For years, Weaverville was one of the major centers of gold mining in the Klamath Mountains. The area was settled soon after Major Pearson B. Reading’s gold discovery on the Trinity River in 1848. The town was named for John Weaver, a prosperous Forty-Niner.

By the middle 1850s many persons lived here, including several thousand Chinese, some of whom became involved in a tong war in 1854. The old Chinese Joss House still stands and is now a state historical monument.

Mining began with small-scale placer operations in the Trinity River basin. Later the terrace and channel gravels were worked by hydraulic methods, and huge dragline dredges were used near Junction City and Weaverville.

Total gold production of Trinity County from 1880 through 1959 was 2,036,300 ounces, mostly from placers.

Resources and More History:

Mining Districts

The central part of the Trinity County is traversed by a northwest-trending belt of schists belonging to the Abrams Mica Schist and the Salmon Hornblende Schist, both believed to be Precambrian in age, and concordant Paleozoic metasedimentary rocks including quartzites, cherts, slates, limestones and inter-bedded lavas, greenstones, and amphibolite schists.

Northeast of this sequence of metasedimentary rocks are large masses of intrusive rocks ranging in composition from granite to serpentine, of probable Late Jurassic age.

Sedimentary rocks, possibly equal to the Franciscan Group of Jurassic age, are exposed in the southwestern part of the county.

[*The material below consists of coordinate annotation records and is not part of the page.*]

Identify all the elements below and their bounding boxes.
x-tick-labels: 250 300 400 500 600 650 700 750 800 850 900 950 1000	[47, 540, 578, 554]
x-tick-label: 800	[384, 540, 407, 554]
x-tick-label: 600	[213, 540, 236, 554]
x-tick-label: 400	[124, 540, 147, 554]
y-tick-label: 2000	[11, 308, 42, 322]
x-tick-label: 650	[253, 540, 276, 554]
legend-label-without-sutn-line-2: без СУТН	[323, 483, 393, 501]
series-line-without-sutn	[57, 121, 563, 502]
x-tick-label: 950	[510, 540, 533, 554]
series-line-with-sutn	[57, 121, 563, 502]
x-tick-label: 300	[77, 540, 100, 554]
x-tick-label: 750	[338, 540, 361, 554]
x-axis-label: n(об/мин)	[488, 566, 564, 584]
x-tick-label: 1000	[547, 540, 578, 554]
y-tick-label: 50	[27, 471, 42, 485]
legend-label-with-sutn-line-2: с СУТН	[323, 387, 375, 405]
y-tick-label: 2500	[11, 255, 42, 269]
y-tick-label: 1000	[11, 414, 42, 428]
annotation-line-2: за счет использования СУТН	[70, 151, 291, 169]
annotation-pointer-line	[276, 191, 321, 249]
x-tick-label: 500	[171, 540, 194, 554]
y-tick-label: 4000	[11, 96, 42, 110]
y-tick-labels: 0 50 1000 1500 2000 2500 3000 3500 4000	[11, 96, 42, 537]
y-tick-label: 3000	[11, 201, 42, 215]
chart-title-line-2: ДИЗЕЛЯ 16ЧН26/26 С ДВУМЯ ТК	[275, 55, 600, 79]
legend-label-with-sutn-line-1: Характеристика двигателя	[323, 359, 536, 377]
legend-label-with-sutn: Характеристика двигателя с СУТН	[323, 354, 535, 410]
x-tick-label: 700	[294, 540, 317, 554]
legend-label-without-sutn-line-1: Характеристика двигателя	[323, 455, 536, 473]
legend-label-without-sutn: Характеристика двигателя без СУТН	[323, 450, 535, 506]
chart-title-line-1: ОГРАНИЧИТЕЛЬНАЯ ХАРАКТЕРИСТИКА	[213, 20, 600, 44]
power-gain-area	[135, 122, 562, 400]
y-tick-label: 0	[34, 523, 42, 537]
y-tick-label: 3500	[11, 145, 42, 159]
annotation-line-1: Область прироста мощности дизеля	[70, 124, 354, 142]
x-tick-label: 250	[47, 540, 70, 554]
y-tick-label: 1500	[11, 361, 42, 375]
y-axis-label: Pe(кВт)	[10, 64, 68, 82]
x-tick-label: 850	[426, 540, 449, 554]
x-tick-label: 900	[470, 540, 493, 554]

Today, the hardrock mining industry owns gold, silver, and other precious metals and minerals beneath an estimated 21,632 acres of U.S. public land in Trinity County. Much of the land was acquired for as little as $0.84 per acre and held in perpetuity for a yearly rental fee as low as $0.62 an acre. Under a 132-year-old law, originally intended to spur development of the West, the industry is dominated by a handful of multinational corporations pays no federal royalties.

Carrville District

The Carrville district is about 5 miles north of Trinity Center, along the Trinity River near its junction with Coffee Creek. Almost its entire production has come from lode deposits, which produced an estimated $1 million in gold through 1910 ; however, no activity has been reported in recent years.

Trinity River Basin

The Trinity River basin is a large area that includes most of the drainage of the Trinity River, and it extends from Coffee Creek southward through Trinity Center, Dedrick, Helena, Junction City, Weaverville, Lewiston, and Douglas City, and west to the Hay Fork area.

Mining began in this area in the early 1850s and was still active in 1959, though on a much-reduced scale. Placer mining was formerly done on a large-scale by hydraulic operations, but large dragline dredges have supplanted the hydraulic giants.

The La Grange mine near Weaverville was the largest hydraulic mine in this area. Production of gold from the gravels of the Trinity River basin from 1880 through 1959 was about 1,750,000 ounces.

The gold-bearing gravels of the Trinity basin are related to two cycles of erosion of the Klamath Mountains. The older gravels are partly cemented and locally deformed, where the younger gravels occur along the present streams and are undisturbed. Both types contain workable placers.

Cinnabar

The Cinnabar District is above Trinity Center, about sixty miles from Weaverville, Trinity County.

The Trinity and Altoona are the principal mines, and have generally been profitably worked.

The cost of producing quicksilver in this district was 17 cents per pound. The Altoona quicksilver mine had a force who are engaged in getting out ore and developing the ledge.